Claremont McKenna College will begin a search for a new director for its Silicon Valley Program, which offers students the opportunity to apply their liberal arts education to the technological working world. The program originated from the Evans’ Information Technology Advisory Board Networking trip, a weeklong event during winter break that gave students a chance to work closely with CMC alumni in the Silicon Valley.
With the success of the program, interest arose to broaden the student experience from one week to an entire semester. CMC's Senior Development Officer Stephen Siegel CM’ 87, who is retiring this year after nearly a quarter-century at the Claremont Colleges, was serving as the associate vice president for development at the time and stepped in to help shape the program into what it is today.
“The Silicon Valley Program is much more of an experience than a semester off campus,” said Jenny Smith SC ’16, who worked for Looker, a data analytics company, through the program. “You have to rely on your director for a lot more than just classes. It’s your entire life during the semester. Steve was very involved in our program. He did everything from conducting interviews to getting us accepted into the program all the way to meeting with each person’s manager of their internships, driving up to two hours to meet mine.”
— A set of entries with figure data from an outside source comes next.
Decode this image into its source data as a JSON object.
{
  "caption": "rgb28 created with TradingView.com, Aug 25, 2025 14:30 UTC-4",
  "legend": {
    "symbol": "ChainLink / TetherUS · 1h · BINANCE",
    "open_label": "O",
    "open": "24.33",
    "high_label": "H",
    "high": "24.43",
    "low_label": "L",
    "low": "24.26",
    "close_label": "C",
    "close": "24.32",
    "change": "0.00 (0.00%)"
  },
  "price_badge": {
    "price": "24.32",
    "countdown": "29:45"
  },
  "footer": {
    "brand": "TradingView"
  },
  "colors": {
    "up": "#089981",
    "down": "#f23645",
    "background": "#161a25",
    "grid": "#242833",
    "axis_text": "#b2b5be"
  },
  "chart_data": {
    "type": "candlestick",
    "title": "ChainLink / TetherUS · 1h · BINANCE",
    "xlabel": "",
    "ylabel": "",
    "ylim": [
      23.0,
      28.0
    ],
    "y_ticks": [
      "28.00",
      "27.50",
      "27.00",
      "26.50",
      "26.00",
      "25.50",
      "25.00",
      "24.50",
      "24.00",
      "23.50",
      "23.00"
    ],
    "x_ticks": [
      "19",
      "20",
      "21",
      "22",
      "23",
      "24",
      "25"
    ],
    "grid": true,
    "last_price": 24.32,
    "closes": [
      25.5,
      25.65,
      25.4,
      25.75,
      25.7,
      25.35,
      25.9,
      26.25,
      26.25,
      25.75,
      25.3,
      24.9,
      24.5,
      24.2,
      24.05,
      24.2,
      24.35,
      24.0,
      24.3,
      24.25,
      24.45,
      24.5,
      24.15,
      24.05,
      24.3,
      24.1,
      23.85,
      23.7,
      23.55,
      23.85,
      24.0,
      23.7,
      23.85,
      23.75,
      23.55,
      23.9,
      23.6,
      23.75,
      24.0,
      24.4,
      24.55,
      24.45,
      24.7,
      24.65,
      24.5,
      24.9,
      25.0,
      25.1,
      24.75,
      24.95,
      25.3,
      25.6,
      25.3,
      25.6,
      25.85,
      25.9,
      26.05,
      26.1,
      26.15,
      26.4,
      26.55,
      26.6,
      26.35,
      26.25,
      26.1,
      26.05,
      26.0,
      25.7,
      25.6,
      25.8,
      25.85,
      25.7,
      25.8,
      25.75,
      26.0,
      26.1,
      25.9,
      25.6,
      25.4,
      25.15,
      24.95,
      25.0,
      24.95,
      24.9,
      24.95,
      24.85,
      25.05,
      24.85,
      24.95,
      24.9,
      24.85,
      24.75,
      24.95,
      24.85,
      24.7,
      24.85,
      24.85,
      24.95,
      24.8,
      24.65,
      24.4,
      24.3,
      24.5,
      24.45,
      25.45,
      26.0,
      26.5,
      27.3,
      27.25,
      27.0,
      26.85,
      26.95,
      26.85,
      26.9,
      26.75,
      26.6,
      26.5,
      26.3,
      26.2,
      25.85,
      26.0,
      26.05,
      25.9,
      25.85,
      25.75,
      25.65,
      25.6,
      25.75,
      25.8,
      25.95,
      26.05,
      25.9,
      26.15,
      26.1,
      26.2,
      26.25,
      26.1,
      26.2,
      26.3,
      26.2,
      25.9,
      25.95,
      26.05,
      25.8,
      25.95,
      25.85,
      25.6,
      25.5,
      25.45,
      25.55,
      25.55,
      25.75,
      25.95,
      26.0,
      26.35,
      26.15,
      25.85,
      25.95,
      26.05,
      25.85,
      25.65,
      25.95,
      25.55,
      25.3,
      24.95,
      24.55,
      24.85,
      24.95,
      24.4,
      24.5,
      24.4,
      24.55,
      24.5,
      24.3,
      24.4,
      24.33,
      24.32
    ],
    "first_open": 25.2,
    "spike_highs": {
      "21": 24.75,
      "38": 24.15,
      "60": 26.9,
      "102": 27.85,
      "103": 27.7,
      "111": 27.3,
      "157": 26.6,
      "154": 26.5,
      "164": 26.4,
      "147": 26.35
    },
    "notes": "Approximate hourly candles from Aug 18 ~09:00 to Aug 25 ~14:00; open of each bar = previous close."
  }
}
As a part of the program, students spend a semester interning at various companies in Silicon Valley while simultaneously attending classes.
“The program is extraordinarily tough, from 40 hours a week working to seven hours of class on Saturdays and doing homework assignments,” Siegel said. “But the students learn how to accomplish all that and when they return to campus, they almost always report how easy campus life is and how much they learned.”
Not only does the program instill a strong sense of time management within the students, but also it presents them with a link between their academics and the working world.
“It accelerated my career, “ said Surya Sendyl CM ’16, who worked as a business analyst at a company called Orbital Insight. “It was an immersive experience that made me fall in love with the whole startup culture. I saw a company grow and nearly double its revenue in a matter of months.”
Most student participants participate in the program during their junior year. They take up a paid internship during the semester, often at startups, although many students have worked in investment banks and other well-established companies. Alumni from all five colleges help connect students to opportunities.
First implemented in 2012, the Silicon Valley Program is much younger than its counterpart in Washington D.C. and still has a long ways to go. It is often the students in collaboration with the directors of the program who ensure that the program is constantly improving.
“Our Silicon Valley students have really been great from the first group that applied when there was no faculty, no classes, no place to live, no internships, no history, that group really had the pioneer spirit, and every cohort that followed them had a similar spirit,” Siegel said. “They realized that not everything was going to be perfect and we would work together to resolve any issues that came up. I truly think that without the students who really wanted to be there, the program just wouldn’t be successful.”
According to Siegel, efforts to increase the innovative aspect of the program are in store. The next aim is make the program more attractive to students who aren’t interested in economics or engineering but who still want to experience working in the Silicon Valley.
“I am very excited for the future of the program,” Siegel said. “I know that it’s in good hands and I’m looking forward to many more years of success for it and for the students.”